Wow I actually spent the last two days thinking this thread was about opening analyses propounded by a community of rational adults for peer review. Instead it is about sloughterchess' love of Houdini 3. I appear to have become the spokesman for studying mastergames because I put a position in a free online database and noticed that there was a clear mainline that his computer ignored. At some point titled players took over for me, however sloughterchess won't listen; he will apperently only accept forced wins as evidence that his computer is wrong. Alas the internet is the internet and I post this as a warning:
DON'T FEED TROLLS
Are you claiming an advantage for White in the line 8. Bd3 Nd5 9. Nf3 Nf4 10. O-O Bd6 11. Re1 Nxd3? I would think that the bishop pair and white's doubled pawns would give Black compensation.
White seems to be better with the exchange sacrifice 8. Bd3 Ng4 9. Ne4 f5 10. Be2 h5 11. h3 fxe4 12. hxg4 Bc5 13. b4 Qd4 14. bxc5 O-O 15. O-O Qxa1, which I would mark as the mainline of Ng4 line.

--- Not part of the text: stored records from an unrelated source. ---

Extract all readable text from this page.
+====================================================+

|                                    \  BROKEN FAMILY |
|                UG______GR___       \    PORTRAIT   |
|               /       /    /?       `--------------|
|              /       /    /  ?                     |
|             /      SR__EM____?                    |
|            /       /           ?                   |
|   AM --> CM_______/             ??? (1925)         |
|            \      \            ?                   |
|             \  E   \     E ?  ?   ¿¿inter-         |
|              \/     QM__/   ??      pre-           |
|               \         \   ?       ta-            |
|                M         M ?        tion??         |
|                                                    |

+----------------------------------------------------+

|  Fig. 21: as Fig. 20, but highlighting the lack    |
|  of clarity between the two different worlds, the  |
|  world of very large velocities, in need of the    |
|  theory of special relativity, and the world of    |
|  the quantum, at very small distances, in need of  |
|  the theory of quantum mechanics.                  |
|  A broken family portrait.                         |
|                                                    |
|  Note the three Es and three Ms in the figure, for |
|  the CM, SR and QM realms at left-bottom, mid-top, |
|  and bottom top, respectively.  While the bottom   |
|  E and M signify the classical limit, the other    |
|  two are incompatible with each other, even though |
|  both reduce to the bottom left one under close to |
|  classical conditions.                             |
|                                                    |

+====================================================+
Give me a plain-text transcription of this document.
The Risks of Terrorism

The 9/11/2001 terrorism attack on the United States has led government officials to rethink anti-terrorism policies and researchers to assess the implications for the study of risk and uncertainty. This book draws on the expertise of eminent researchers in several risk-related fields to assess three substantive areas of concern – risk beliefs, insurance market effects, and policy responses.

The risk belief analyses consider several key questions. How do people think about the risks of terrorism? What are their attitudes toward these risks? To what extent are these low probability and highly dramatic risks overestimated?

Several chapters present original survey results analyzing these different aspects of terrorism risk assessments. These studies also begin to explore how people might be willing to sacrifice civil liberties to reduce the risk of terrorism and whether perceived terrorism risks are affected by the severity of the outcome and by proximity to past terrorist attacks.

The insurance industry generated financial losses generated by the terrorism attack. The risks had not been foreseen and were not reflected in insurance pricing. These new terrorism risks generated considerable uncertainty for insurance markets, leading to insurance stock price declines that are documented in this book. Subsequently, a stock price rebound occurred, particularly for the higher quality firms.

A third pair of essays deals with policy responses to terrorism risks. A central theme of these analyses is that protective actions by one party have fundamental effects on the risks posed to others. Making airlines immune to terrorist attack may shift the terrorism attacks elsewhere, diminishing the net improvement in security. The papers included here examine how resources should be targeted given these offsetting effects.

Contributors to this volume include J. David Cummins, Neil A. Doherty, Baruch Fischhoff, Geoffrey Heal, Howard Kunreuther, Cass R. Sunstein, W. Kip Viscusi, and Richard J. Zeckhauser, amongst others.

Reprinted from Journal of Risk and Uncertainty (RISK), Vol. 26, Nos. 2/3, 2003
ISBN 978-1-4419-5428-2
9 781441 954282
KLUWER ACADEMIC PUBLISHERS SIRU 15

I have to say looking over a few master games in a database is probably a better way to do opening research then having two computers play each other.
Go w/ master,G.M. games....computers lead lower rated players into believing they can play chess.
This is the way to think of theory today---Masters are elementary school students. The World Champion is about a middle schooler and Houdini 3 is a high school student. While the elementary school student can occasionally come up with pearls of wisdom, I'm more inclined to believe the high school student's opinion in sharp positions.